Timothy Zahn's original Thrawn trilogy apart, I've read very few of the Star Wars tie-in novels. However, as the launch of Episode VII approaches, I've found myself taking another look at them, starting with those books most closely tied to the Thrawn saga. The first that I picked up was Outbound Flight, which dramatizes the titular event referenced in the Thrawn books--the attempt, led by Jedi Master Jorus C'baoth and backed by the government of the New Republic, to establish a colony outside the galaxy, which went awry in ways that factored into Zahn's earlier cycle.
As it happens, Outbound Flight runs to some 453 pages, which naturally reflects its having a complex plot tying together multiple threads. As is so often the case, this means that a certain amount of patience is expected on the part of the reader during some rather lengthy exposition. It may have demanded more than it should have, in fact. Much of the first third of the book or so is devoted to an intrigue on Borlak that fed into the main plot, but was in itself relatively minor. It seemed all the more marginal because its principal viewpoint characters were Obi-Wan and the young Anakin--who simply drop out of the story of Outbound Flight prior to its climax, rather than playing any role in the key events later in the tale.

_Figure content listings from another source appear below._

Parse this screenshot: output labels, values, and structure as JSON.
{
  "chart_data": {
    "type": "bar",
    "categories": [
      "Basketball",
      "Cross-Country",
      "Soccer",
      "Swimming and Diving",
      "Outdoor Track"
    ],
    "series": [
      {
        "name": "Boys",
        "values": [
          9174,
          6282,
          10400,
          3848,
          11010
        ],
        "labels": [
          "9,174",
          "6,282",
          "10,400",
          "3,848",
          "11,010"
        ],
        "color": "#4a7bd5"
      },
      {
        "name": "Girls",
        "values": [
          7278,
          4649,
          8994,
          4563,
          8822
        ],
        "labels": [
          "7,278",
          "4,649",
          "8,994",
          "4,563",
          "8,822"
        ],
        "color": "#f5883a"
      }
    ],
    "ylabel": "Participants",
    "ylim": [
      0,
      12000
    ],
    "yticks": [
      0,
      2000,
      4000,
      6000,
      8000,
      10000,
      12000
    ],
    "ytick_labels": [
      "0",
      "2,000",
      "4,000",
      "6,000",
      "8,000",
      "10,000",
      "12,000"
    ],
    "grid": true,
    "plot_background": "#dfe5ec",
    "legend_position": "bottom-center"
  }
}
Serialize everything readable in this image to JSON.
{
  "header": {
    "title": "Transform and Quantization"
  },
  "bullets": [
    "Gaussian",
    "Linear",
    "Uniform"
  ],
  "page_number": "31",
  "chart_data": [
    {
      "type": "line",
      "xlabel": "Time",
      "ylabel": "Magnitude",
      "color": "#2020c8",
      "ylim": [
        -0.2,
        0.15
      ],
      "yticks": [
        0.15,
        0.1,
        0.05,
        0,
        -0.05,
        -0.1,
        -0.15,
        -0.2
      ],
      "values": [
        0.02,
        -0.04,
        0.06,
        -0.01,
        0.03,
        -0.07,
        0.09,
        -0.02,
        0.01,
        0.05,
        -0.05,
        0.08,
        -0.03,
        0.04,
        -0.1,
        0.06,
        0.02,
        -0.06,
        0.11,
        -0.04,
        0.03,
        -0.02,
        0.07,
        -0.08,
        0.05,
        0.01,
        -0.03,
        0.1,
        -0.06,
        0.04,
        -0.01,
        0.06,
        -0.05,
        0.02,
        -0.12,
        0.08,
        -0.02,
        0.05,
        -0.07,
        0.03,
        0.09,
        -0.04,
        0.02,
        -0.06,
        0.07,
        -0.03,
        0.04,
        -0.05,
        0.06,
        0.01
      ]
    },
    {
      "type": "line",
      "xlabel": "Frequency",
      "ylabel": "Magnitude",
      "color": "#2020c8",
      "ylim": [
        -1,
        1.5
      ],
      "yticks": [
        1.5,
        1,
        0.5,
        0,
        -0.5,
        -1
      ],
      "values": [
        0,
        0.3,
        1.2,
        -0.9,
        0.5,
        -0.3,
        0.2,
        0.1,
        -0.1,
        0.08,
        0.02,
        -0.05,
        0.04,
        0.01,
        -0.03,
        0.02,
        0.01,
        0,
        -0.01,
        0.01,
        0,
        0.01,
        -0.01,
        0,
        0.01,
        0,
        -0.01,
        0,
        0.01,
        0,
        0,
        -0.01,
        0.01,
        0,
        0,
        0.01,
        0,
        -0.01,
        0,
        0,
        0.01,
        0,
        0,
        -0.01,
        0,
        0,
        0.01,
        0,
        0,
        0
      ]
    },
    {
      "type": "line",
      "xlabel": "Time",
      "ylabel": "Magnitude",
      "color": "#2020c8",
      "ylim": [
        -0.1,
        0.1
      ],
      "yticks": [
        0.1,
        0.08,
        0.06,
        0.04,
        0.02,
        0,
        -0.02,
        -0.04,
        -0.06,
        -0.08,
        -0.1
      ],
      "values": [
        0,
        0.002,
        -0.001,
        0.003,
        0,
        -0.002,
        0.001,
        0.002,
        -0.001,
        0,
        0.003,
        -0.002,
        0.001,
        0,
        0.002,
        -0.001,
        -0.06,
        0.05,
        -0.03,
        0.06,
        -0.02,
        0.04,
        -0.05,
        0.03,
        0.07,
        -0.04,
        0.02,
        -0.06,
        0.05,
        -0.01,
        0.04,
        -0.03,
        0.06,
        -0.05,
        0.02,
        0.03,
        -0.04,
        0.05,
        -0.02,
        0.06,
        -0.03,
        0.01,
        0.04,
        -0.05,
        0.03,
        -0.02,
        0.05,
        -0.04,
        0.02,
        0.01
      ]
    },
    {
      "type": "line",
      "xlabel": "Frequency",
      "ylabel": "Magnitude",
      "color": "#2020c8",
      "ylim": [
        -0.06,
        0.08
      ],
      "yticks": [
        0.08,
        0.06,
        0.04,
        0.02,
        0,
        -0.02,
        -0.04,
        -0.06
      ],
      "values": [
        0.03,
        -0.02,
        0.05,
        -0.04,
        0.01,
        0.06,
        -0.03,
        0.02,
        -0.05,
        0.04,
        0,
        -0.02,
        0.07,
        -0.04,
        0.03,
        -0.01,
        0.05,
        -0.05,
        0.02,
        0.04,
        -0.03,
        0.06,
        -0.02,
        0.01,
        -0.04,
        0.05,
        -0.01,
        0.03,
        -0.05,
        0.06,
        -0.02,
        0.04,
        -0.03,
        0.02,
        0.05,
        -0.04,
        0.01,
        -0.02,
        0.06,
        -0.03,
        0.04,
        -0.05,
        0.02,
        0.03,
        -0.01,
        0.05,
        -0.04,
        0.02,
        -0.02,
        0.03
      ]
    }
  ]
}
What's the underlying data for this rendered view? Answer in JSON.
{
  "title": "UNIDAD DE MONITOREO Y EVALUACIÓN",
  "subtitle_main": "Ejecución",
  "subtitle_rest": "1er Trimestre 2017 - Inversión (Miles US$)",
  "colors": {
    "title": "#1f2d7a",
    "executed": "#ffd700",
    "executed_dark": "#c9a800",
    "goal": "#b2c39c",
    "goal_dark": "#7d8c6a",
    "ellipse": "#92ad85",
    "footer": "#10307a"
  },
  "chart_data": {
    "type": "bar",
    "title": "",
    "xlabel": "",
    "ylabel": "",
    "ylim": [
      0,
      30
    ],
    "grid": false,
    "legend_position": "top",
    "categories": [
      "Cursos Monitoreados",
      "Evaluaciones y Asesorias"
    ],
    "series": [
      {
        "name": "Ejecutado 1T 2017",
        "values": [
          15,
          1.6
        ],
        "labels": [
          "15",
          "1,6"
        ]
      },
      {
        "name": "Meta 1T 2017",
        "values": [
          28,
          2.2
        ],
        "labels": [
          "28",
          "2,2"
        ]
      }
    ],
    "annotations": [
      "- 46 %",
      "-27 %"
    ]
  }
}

Still, when I got to those events they did justify that patience. Offering plenty of plot twists and action, they culminate in a multi-sided confrontation involving Darth Sidious' agents, Outbound Flight, the Chiss and a party of human smugglers caught in between (among all of whom there are still other, smaller divisions). In writing it Zahn pulls off the considerable feat of making this climax intricate, briskly paced and lucid all at the same time in a technical tour de force that far exceeds anything in the Thrawn trilogy. The book's presentation of the original C'baoth, and the future Admiral Thrawn as a young officer of the Chiss Ascendancy's Expansionary Defense Force, also have their interest, both within these events, and as background to the other books--their depictions lengthier and fuller than the Thrawn trilogy offered. All this helped to make the result a lot more satisfying than I expected, as both an elaboration of the Expanded Universe, and plain old pulp space opera.